Di kalangan kaum injili sendiri juga terjadi perbedaan-perbedaan yang sulit untuk disatukan. Meskipun satu dalam kritik terhadap Roma, namun soal Perjamuan Kudus akhirnya memisahkan para pengikut Luther dengan kaum injili di Jerman selatan dan Swiss.

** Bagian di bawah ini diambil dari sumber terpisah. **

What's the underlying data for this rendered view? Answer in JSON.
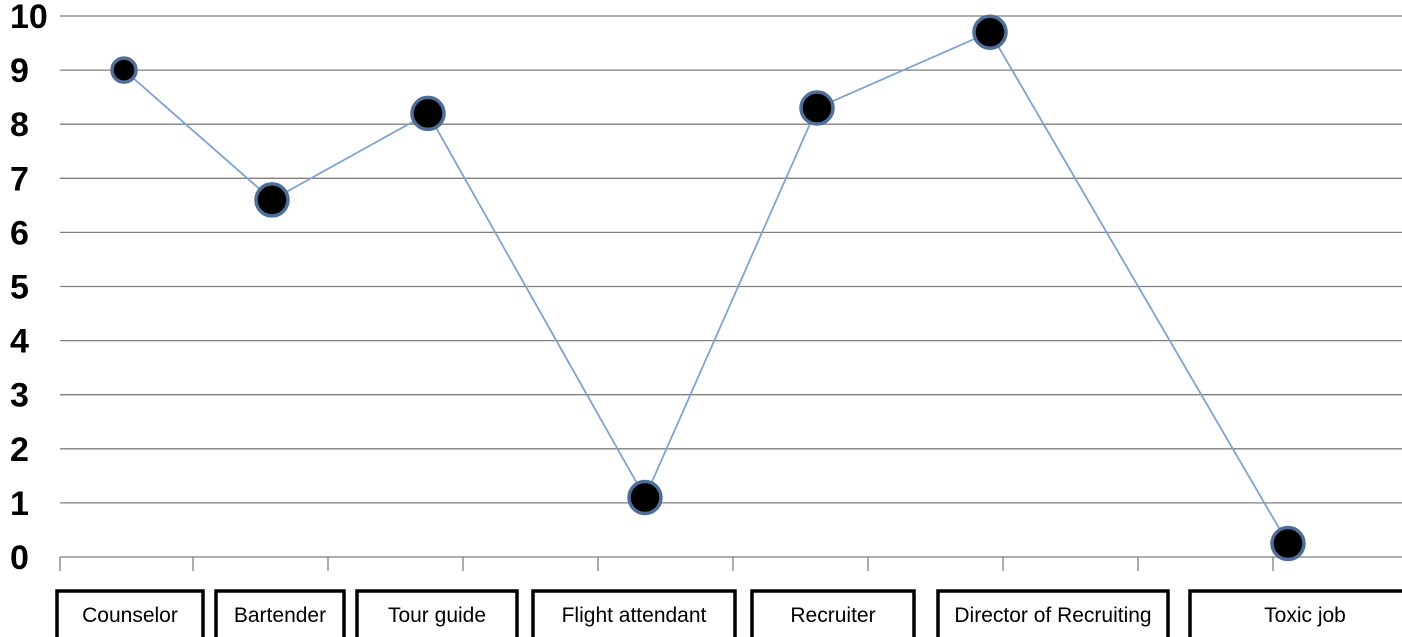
{
  "chart_data": {
    "type": "line",
    "categories": [
      "Counselor",
      "Bartender",
      "Tour guide",
      "Flight attendant",
      "Recruiter",
      "Director of  Recruiting",
      "Toxic job"
    ],
    "series": [
      {
        "values": [
          9.0,
          6.6,
          8.2,
          1.1,
          8.3,
          9.7,
          0.25
        ]
      }
    ],
    "yticks": [
      "0",
      "1",
      "2",
      "3",
      "4",
      "5",
      "6",
      "7",
      "8",
      "9",
      "10"
    ],
    "ylim": [
      0,
      10
    ],
    "grid": true,
    "title": "",
    "xlabel": "",
    "ylabel": "",
    "colors": {
      "line": "#7fa3cf",
      "marker_fill": "#000000",
      "marker_edge": "#4f6f9a",
      "grid": "#7f7f7f"
    }
  }
}
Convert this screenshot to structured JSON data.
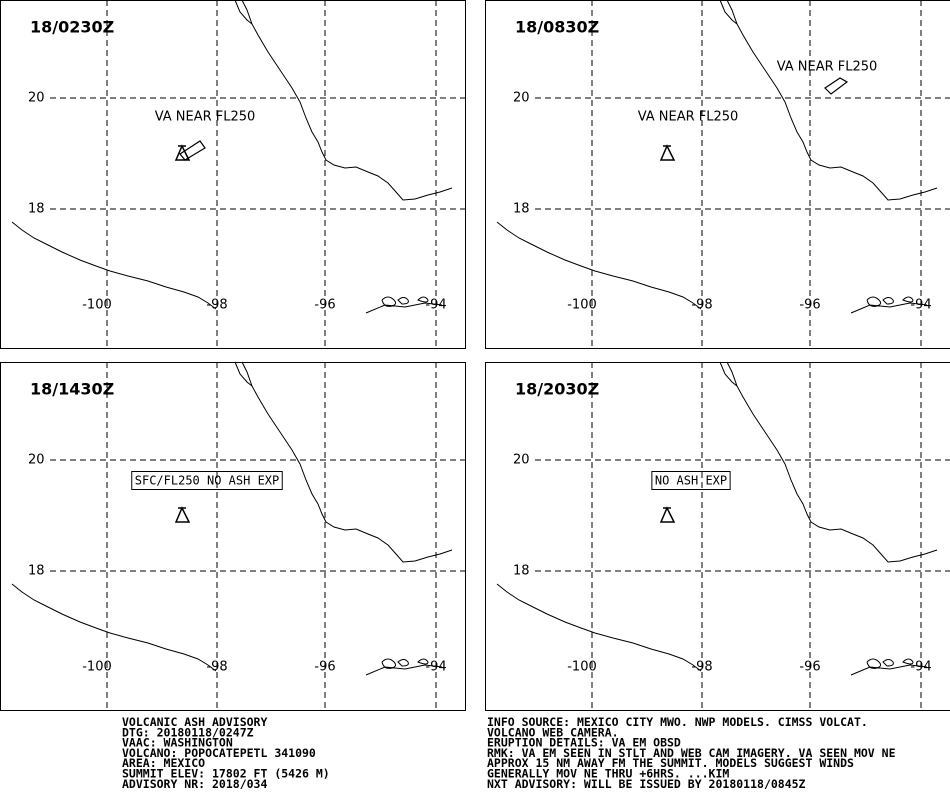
{
  "map": {
    "lat_labels": [
      "20",
      "18"
    ],
    "lon_labels": [
      "-100",
      "-98",
      "-96",
      "-94"
    ]
  },
  "panels": [
    {
      "time": "18/0230Z",
      "annotations": [
        "VA NEAR FL250"
      ]
    },
    {
      "time": "18/0830Z",
      "annotations": [
        "VA NEAR FL250",
        "VA NEAR FL250"
      ]
    },
    {
      "time": "18/1430Z",
      "annotations": [
        "SFC/FL250 NO ASH EXP"
      ]
    },
    {
      "time": "18/2030Z",
      "annotations": [
        "NO ASH EXP"
      ]
    }
  ],
  "footer": {
    "left": [
      "VOLCANIC ASH ADVISORY",
      "DTG: 20180118/0247Z",
      "VAAC: WASHINGTON",
      "VOLCANO: POPOCATEPETL 341090",
      "AREA: MEXICO",
      "SUMMIT ELEV: 17802 FT (5426 M)",
      "ADVISORY NR: 2018/034"
    ],
    "right": [
      "INFO SOURCE: MEXICO CITY MWO. NWP MODELS. CIMSS VOLCAT.",
      "VOLCANO WEB CAMERA.",
      "ERUPTION DETAILS: VA EM OBSD",
      "RMK: VA EM SEEN IN STLT AND WEB CAM IMAGERY. VA SEEN MOV NE",
      "APPROX 15 NM AWAY FM THE SUMMIT. MODELS SUGGEST WINDS",
      "GENERALLY MOV NE THRU +6HRS. ...KIM",
      "NXT ADVISORY: WILL BE ISSUED BY 20180118/0845Z"
    ]
  }
}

Walaupun kaum injili memisahkan diri dari Roma, namun tetap ada kesadaran, baik dikalangan Protestan maupun dikalangan Katolik Roma, bahwa satu warisan menjadi milik bersama, yaitu warisan gereja kuno. Timbul kesadaran bahwa usaha-usaha untuk memulihkan perpecahan yang diakibatkan reformasi harus bertolak dari warisan bersama. Kesadaran ini hidup khususnya di kalangan kaum humanis, cendikiawan katolik maupun Protestan yang mengecam keadaan gereja Katolik Roma pada zaman itu karena telah menyimpang dari ajaran dan praktik gereja kuno. Namun usaha perdamaian mereka agak bersifat intelektual dan individual, dan kurang berakar dalam gereja.
Pada abad ke-17 dan ke-18, usaha-usaha dari abad reformasi dilanjutkan:
1.      Mencari titik persatuan dalam warisan gereja kuno.

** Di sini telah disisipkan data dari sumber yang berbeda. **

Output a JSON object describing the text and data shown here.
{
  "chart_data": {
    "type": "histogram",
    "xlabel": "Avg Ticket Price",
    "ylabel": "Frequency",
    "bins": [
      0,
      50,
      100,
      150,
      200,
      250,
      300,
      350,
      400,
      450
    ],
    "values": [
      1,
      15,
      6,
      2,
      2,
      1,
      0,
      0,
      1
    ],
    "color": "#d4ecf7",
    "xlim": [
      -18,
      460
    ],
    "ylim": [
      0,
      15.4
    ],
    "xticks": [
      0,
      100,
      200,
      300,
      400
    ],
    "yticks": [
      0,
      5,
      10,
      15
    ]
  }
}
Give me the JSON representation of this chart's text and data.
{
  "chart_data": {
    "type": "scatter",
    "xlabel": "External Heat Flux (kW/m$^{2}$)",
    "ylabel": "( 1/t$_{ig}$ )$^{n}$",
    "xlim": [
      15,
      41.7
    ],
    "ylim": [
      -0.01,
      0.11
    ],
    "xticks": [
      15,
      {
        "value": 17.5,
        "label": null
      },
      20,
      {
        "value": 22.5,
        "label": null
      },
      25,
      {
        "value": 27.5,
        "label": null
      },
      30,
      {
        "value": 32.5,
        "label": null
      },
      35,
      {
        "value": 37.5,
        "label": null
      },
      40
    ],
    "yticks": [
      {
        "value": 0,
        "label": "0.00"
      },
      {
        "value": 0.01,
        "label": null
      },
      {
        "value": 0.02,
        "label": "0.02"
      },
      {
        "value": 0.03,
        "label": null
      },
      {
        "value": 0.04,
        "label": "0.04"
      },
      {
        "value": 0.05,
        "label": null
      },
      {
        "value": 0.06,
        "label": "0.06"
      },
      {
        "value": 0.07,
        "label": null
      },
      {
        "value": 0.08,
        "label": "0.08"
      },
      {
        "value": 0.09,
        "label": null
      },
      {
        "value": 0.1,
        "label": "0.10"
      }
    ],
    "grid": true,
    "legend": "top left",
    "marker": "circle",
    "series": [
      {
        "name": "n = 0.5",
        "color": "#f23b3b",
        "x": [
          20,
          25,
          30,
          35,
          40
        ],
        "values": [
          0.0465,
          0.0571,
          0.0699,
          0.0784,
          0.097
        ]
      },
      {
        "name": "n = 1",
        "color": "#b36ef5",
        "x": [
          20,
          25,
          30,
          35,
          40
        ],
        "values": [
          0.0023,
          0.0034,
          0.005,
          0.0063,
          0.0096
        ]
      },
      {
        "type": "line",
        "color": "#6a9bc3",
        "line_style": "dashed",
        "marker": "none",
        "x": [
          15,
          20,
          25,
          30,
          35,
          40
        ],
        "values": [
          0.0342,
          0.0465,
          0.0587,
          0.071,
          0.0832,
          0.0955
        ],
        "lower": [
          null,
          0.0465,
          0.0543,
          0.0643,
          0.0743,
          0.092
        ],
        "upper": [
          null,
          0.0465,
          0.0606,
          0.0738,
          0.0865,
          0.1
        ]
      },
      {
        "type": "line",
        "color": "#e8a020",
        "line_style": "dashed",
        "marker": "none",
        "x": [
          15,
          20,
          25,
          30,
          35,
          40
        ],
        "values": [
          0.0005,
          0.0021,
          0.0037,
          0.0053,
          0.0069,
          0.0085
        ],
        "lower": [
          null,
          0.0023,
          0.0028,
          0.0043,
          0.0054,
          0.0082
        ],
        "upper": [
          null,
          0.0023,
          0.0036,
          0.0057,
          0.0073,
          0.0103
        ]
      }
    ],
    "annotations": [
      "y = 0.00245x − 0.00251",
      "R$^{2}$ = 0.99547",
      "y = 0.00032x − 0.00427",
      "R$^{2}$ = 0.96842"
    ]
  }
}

2.      Merumuskan semacam daftar pasal-pasal iman yang dianggap azasi untuk iman Kristen, yang harus diterima secara mutlak, sedangkan pasal-pasal iman yang dianggap tidak azasi tidak boleh menjadi alas an untuk perpecahan antara orang-orang Kristen.
Kekurangan usaha-usaha di atas adalah bahwa yang pertama  dianggap terlalu intelektualitas untuk diterima secara umum di gereja-gereja. Sedangkan yang kedua waktunya belum matang. Gereja-gereja masih terlalu mengindahkan rumusan-rumusan konvesional masing-masing.
Setelah rumusan-rumusan konfesional kehilangan peranan yang menentukan. Pada zaman pencerahan dan pietisme munculah pendapat yang mengatakan bahwa iman Kristen bertolak dari hati pribadi. Kesalehan pribadi, penghayatan iman secara individual adalah yang terutama, dan semua hal lain, seperti keanggotaan gereja atau penerimaan suatu konfeksi adalah hal kedua. Dengan penekanan pada individu maka konfeksi gereja direlativer. Gereja berusaha mencari hubungan dengan gereja-gereja lain. Pietisme, yang muncul di gereja Lutheran Jerman, sejak awal bersifat terbuka terhadap usaha-usaha yang sedemikian di kalangan Calvinis, bahkan Katolik Roma.
Sikap terbuka di kalangan pietis kemudian sangat mempengaruhi perhimpunan-perhimpunan pekabaran injil. Perhimpunan-perhimpunan ini juga mengutamakan iman sederhana kepada Yesus Kristus.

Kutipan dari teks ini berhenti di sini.